E’ lo svolgersi della contraddizione irrisolvibile fra un fare poietico, creativo, produttivo  come  spinta all’autoaffermazione di sé  e la sosta nell’inoperosità costituiva come aspetto di quella trascendenza  a cui l’arte da sempre tende che  apre a  mondi, a trame di realtà.  Ed è così  che essa tende ad  un nuovo universo di riconoscibilità,  la rende testimonianza dell’umano procedere,  il suo farsi e disfarsi all’infinto.

Perciò l’inoperosità è parte integrante  dell’opera, è essa che predispone alla vista, a un modo diverso di accedere alla visione e alla contemplazione di ciò che ci riguarda da vicino. La natura dell’arte e la natura dell’essere coincidono,   il loro luogo sarebbe proprio un non aver  luogo. 

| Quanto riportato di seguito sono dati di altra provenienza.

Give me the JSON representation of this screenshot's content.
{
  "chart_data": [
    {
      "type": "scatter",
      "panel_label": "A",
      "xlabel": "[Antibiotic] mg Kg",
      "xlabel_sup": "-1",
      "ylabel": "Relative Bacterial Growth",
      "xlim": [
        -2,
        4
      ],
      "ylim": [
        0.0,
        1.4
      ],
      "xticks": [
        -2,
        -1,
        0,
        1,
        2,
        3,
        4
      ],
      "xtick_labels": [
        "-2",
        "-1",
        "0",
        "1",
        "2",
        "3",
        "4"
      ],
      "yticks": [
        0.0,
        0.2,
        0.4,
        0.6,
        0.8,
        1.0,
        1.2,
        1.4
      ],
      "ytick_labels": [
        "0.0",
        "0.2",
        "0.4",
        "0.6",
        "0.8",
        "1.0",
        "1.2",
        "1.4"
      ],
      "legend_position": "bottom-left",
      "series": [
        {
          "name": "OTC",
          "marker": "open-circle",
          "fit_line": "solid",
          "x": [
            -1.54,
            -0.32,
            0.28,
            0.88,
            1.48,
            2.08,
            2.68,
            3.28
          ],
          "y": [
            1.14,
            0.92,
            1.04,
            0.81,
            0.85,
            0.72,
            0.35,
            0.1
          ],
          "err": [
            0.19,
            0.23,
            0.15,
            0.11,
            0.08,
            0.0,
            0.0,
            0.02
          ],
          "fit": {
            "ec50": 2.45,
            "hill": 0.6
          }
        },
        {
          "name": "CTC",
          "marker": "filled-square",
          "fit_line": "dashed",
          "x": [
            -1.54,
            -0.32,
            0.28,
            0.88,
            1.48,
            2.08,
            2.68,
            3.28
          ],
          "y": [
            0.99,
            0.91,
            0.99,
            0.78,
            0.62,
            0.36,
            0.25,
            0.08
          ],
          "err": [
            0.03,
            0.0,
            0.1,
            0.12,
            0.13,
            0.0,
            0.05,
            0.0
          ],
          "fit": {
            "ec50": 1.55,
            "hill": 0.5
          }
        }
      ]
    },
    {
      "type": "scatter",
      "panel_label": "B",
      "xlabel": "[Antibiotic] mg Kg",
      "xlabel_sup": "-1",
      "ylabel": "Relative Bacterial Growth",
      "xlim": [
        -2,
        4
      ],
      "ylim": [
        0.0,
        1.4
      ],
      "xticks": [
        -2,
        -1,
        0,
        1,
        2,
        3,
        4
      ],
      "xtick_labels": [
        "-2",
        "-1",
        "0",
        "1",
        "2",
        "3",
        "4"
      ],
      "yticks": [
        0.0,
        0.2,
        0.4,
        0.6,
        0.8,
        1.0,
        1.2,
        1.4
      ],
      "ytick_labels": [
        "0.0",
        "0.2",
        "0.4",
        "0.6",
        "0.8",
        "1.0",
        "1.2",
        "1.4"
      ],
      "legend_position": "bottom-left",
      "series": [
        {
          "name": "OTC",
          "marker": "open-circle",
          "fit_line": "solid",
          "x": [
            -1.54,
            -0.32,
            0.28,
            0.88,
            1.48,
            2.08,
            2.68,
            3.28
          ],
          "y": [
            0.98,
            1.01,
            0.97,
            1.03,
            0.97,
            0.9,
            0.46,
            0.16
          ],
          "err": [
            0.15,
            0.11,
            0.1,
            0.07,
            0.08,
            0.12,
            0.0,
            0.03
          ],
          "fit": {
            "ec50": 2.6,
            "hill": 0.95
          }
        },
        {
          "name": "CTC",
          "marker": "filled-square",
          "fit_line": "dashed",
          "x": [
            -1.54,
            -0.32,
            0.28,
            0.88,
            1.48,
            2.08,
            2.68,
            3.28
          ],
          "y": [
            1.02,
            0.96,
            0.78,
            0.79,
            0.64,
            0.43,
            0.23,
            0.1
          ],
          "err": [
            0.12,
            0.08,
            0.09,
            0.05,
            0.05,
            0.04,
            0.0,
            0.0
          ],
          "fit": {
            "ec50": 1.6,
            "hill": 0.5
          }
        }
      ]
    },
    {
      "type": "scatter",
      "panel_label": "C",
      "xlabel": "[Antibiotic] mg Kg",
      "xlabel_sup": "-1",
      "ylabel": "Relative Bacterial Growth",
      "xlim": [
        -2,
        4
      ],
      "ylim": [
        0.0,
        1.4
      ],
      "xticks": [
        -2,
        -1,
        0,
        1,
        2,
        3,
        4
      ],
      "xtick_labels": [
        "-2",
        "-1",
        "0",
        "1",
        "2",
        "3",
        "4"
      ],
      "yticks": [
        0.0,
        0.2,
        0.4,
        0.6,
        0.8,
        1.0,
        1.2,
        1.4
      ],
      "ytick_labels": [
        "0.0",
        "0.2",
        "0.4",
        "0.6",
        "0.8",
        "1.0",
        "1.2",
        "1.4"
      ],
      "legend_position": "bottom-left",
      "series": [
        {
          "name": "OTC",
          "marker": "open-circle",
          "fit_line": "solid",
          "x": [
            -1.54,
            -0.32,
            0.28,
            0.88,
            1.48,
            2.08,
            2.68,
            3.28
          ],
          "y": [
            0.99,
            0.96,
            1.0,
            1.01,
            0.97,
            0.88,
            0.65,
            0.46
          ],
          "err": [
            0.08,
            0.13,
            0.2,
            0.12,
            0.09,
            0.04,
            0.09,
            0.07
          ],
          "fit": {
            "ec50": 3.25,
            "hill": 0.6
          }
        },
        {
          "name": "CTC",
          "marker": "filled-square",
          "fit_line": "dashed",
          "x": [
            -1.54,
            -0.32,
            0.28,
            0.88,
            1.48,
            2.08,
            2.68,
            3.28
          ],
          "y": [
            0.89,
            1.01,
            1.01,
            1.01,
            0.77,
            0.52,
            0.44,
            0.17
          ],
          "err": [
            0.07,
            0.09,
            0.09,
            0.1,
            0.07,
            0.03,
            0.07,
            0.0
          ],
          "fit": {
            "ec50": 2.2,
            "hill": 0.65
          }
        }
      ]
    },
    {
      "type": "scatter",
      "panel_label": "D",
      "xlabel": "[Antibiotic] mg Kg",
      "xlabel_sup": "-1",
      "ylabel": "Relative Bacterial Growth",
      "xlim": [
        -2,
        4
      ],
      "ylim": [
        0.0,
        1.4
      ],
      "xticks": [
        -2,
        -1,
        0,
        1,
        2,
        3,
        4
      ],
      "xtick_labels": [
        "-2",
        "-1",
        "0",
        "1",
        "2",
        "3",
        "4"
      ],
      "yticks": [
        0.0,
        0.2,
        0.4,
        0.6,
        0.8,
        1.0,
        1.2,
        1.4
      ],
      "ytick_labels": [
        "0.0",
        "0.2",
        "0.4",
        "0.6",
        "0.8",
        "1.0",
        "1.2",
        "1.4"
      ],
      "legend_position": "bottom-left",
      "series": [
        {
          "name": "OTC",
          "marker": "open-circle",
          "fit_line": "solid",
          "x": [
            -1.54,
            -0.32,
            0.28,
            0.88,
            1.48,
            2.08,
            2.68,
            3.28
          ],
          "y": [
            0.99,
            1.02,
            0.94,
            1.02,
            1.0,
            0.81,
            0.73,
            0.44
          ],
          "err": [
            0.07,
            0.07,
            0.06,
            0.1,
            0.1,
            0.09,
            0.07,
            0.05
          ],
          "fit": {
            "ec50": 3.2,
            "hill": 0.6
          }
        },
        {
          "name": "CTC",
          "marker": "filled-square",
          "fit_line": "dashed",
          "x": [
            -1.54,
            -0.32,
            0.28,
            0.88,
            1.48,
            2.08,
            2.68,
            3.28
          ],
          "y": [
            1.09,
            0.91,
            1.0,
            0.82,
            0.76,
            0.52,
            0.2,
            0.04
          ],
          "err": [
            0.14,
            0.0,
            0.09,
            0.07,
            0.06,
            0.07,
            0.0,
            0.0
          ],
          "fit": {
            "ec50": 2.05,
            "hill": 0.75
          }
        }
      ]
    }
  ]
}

L’aver luogo dell’opera è il negarsi stesso del luogo come spazio definito, spazio dell’identità e differenza. L’opera  accade al confine del niente tra diaframmi di universi sconosciuti,  poiché è proprio al margine di quel bilico  che si possono intravvedere quei mondi.  E’ in questo margine  che stanno gli artisti, ai bordi del sapere.

 Non ai bordi del saper fare ma ai bordi dell’essere, del non fare,   di ciò che li trascende tra operosità e inoperosità.  Si tratta di saperli contemplare quei mondi; è in questo senso che l’opera si fa, crea spazio e ci dice qualcosa intorno a quel fare, mormora cioè il suo provenire, la sua origine e il suo destino, il naufragio stesso nell’urto con la verità.